A nova divisão do trabalho
Mas a IA é muito mais do que apenas previsão. Em matéria de execução – aspeto relevante para diversos setores da indústria – estamos a desenvolver projetos para a IA poder contribuir mais para nos afastarmos do padrão de trabalho “Taylorista”. Aplicado em robôs, a IA pode libertar as pessoas de atividades consideradas rotineiras que são fisicamente exigentes e muitas vezes extenuantes. As máquinas são muito boas nas tarefas que são complicadas para um ser humano desempenhar e, por vezes, até superam este último, como identificar a melhor rota num armazém para um determinado número de encomendas, bem como no transporte de bens pesados até ao momento em que são enviados para o cliente.
Para tarefas supostamente fáceis, em contraste, o robô sai derrotado. Um exemplo é o reconhecimento de uma caixa que está na prateleira errada. Por isso, de que forma podemos reunir o melhor de ambos os participantes? Deixando que os robôs inteligentes aprendam com os seres humanos a identificar as mercadorias certas, a levar a cabo várias encomendas e a navegar autonomamente através do armazém à sua maneira, na rota mais eficiente. Esta é a forma como nós retiramos a parte mais aborrecida da tarefa e deslocamos recursos para uma maior interação com o cliente.
A SCDM utiliza a ideia principal de libertar recursos para serem usados nos pontos fortes “humanos”, mas num contexto completamente diferente. A SCDM é uma prestadora de serviços que apoia bancos e companhias de seguros na digitalização. Utilizando a IA, a SCDM permite aos seus clientes classificar documentos que são de formatos diferentes (PDF, Excel ou fotos) como, por exemplo, um relatório sobre o desempenho de um produto de investimento que contém centenas de páginas.

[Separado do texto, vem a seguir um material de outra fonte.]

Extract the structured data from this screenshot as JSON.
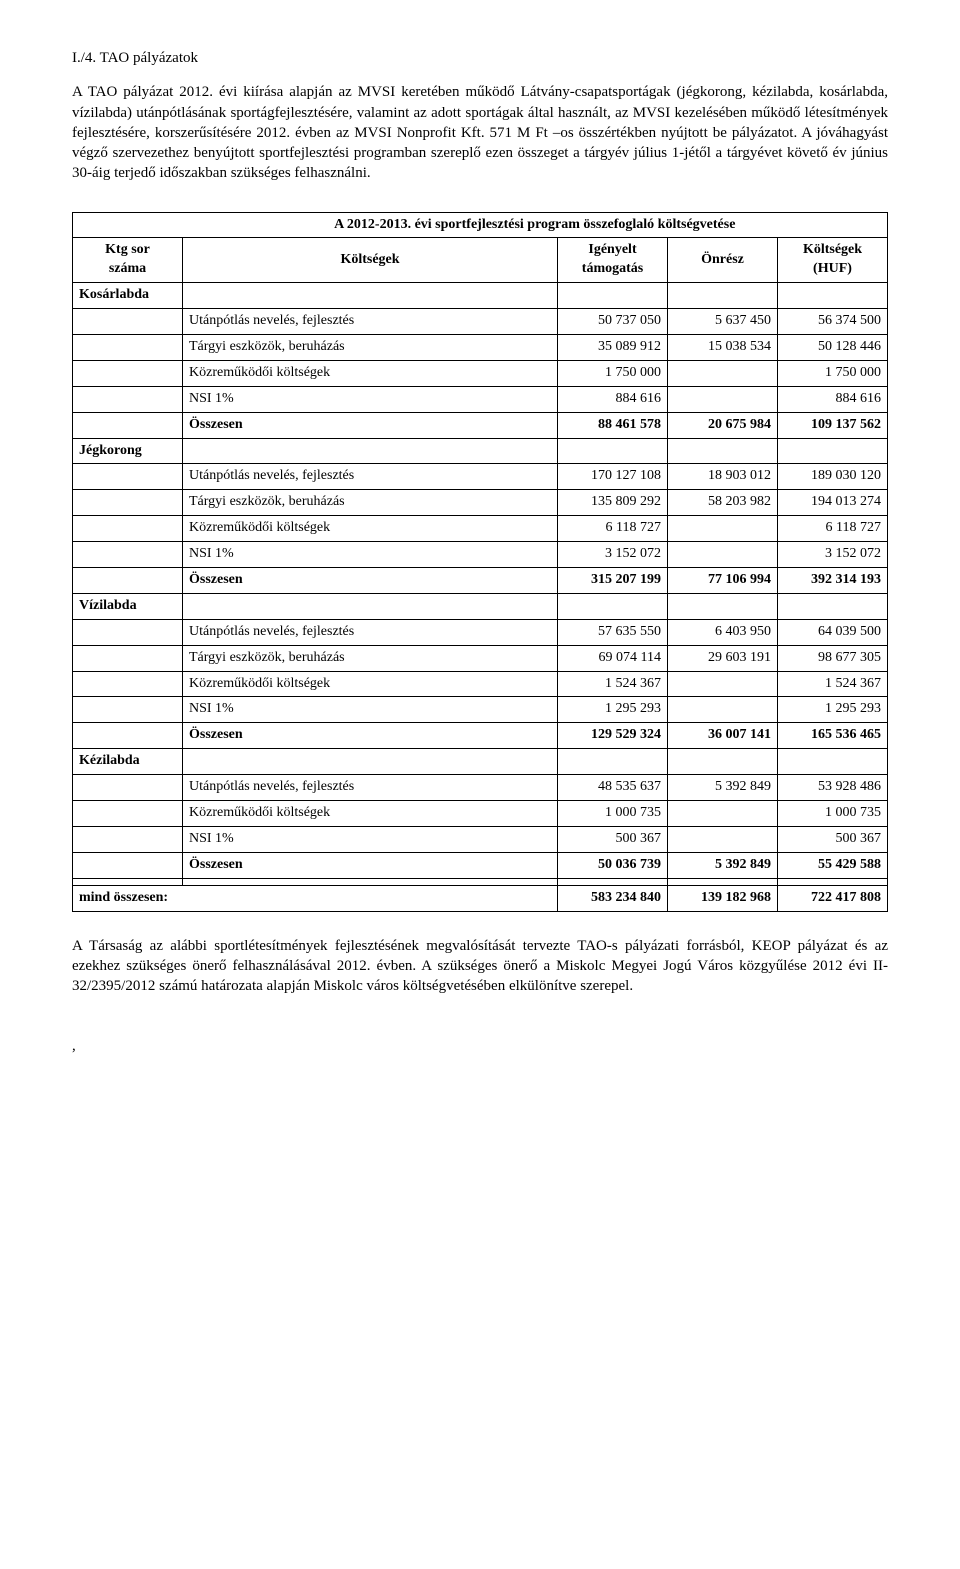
{
  "section_number": "I./4.  TAO pályázatok",
  "intro_paragraphs": [
    "A TAO pályázat 2012. évi kiírása alapján az MVSI keretében működő Látvány-csapatsportágak (jégkorong, kézilabda, kosárlabda, vízilabda) utánpótlásának sportágfejlesztésére, valamint az adott sportágak által használt, az  MVSI kezelésében működő létesítmények fejlesztésére, korszerűsítésére 2012. évben az MVSI Nonprofit Kft. 571 M Ft –os összértékben nyújtott be pályázatot. A jóváhagyást végző szervezethez benyújtott sportfejlesztési programban szereplő ezen összeget a tárgyév július 1-jétől a tárgyévet követő év június 30-áig terjedő időszakban szükséges felhasználni."
  ],
  "table": {
    "title": "A 2012-2013. évi sportfejlesztési program összefoglaló költségvetése",
    "col_first_header_line1": "Ktg sor",
    "col_first_header_line2": "száma",
    "col_headers": [
      "Költségek",
      "Igényelt támogatás",
      "Önrész",
      "Költségek (HUF)"
    ],
    "sports": [
      {
        "name": "Kosárlabda",
        "rows": [
          {
            "label": "Utánpótlás nevelés, fejlesztés",
            "v1": "50 737 050",
            "v2": "5 637 450",
            "v3": "56 374 500"
          },
          {
            "label": "Tárgyi eszközök, beruházás",
            "v1": "35 089 912",
            "v2": "15 038 534",
            "v3": "50 128 446"
          },
          {
            "label": "Közreműködői költségek",
            "v1": "1 750 000",
            "v2": "",
            "v3": "1 750 000"
          },
          {
            "label": "NSI 1%",
            "v1": "884 616",
            "v2": "",
            "v3": "884 616"
          }
        ],
        "summary": {
          "label": "Összesen",
          "v1": "88 461 578",
          "v2": "20 675 984",
          "v3": "109 137 562"
        }
      },
      {
        "name": "Jégkorong",
        "rows": [
          {
            "label": "Utánpótlás nevelés, fejlesztés",
            "v1": "170 127 108",
            "v2": "18 903 012",
            "v3": "189 030 120"
          },
          {
            "label": "Tárgyi eszközök, beruházás",
            "v1": "135 809 292",
            "v2": "58 203 982",
            "v3": "194 013 274"
          },
          {
            "label": "Közreműködői költségek",
            "v1": "6 118 727",
            "v2": "",
            "v3": "6 118 727"
          },
          {
            "label": "NSI 1%",
            "v1": "3 152 072",
            "v2": "",
            "v3": "3 152 072"
          }
        ],
        "summary": {
          "label": "Összesen",
          "v1": "315 207 199",
          "v2": "77 106 994",
          "v3": "392 314 193"
        }
      },
      {
        "name": "Vízilabda",
        "rows": [
          {
            "label": "Utánpótlás nevelés, fejlesztés",
            "v1": "57 635 550",
            "v2": "6 403 950",
            "v3": "64 039 500"
          },
          {
            "label": "Tárgyi eszközök, beruházás",
            "v1": "69 074 114",
            "v2": "29 603 191",
            "v3": "98 677 305"
          },
          {
            "label": "Közreműködői költségek",
            "v1": "1 524 367",
            "v2": "",
            "v3": "1 524 367"
          },
          {
            "label": "NSI 1%",
            "v1": "1 295 293",
            "v2": "",
            "v3": "1 295 293"
          }
        ],
        "summary": {
          "label": "Összesen",
          "v1": "129 529 324",
          "v2": "36 007 141",
          "v3": "165 536 465"
        }
      },
      {
        "name": "Kézilabda",
        "rows": [
          {
            "label": "Utánpótlás nevelés, fejlesztés",
            "v1": "48 535 637",
            "v2": "5 392 849",
            "v3": "53 928 486"
          },
          {
            "label": "Közreműködői költségek",
            "v1": "1 000 735",
            "v2": "",
            "v3": "1 000 735"
          },
          {
            "label": "NSI 1%",
            "v1": "500 367",
            "v2": "",
            "v3": "500 367"
          }
        ],
        "summary": {
          "label": "Összesen",
          "v1": "50 036 739",
          "v2": "5 392 849",
          "v3": "55 429 588"
        }
      }
    ],
    "grand_total": {
      "label": "mind összesen:",
      "v1": "583 234 840",
      "v2": "139 182 968",
      "v3": "722 417 808"
    }
  },
  "closing_paragraph": "A Társaság az alábbi sportlétesítmények fejlesztésének megvalósítását tervezte TAO-s pályázati forrásból, KEOP pályázat és az ezekhez szükséges önerő felhasználásával 2012. évben. A szükséges önerő a Miskolc Megyei Jogú Város közgyűlése 2012 évi II-32/2395/2012 számú határozata alapján Miskolc város költségvetésében elkülönítve szerepel.",
  "trailing_comma": ","
}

Por meio da leitura de centenas de milhares de documentos em simultâneo, o algoritmo SCDM reconhece qual o documento relevante para um pedido específico, descobre onde se encontram localizados os dados relevantes para um determinado tipo de preparação e, de seguida, extrai os dados do documento. Como resultado, verifica-se menos enviesamento e menos erros no processamento dos números, e mais tempo para a interação humana com as partes interessadas importantes, tais como investidores, analistas e outros clientes.
Machine learning na educação, medicina e apoio ao desenvolvimento
Além do seu potencial para a eficiência e produtividade, o ML e a IA também podem ser usados na educação. A Duolingo, que oferece apps de cursos de línguas gratuitos, utiliza algoritmos de linguagem para texto para avaliar e corrigir a pronúncia dos estudantes. Em medicina, a IA apoia os médicos na análise de raio-X, na tomografia computorizada ou em imagens MRT. O Banco Mundial também utiliza a IA para implementar programas de infraestrutura, de apoio ao desenvolvimento e para outras medidas, de uma forma mais direcionada para o futuro.
Maior espaço para o otimismo
Apesar de todos estes avanços, muitas das pessoas do mundo académico, empresarial e governamental possuem uma visão crítica do ML e da IA. Têm surgido avisos acerca de uma nova superinteligência que está a ameaçar a nossa civilização – e estes avisos têm sido eficazes em atrair publicidade.
No entanto, nem a histeria nem a euforia devem ter espaço suficiente para assumir preponderância no debate público. O que precisamos é de uma visão pragmática-otimista sobre as possibilidades emergentes. A IA permite-nos começar a deixar as tarefas no nosso trabalho que prejudicam a nossa saúde ou onde as máquinas têm um melhor desempenho do que nós, mas tudo isto não com o objetivo de nos tornar redundantes. Em vez disso, pretende-se ganhar maior liberdade pessoal e económica – para relacionamentos interpessoais, para a nossa criatividade e para tudo o que nós, seres humanos, podemos fazer melhor do que as máquinas. É por isto que devemos lutar. Se não, vamos renunciar a oportunidades económicas e sociais que poderíamos aproveitar.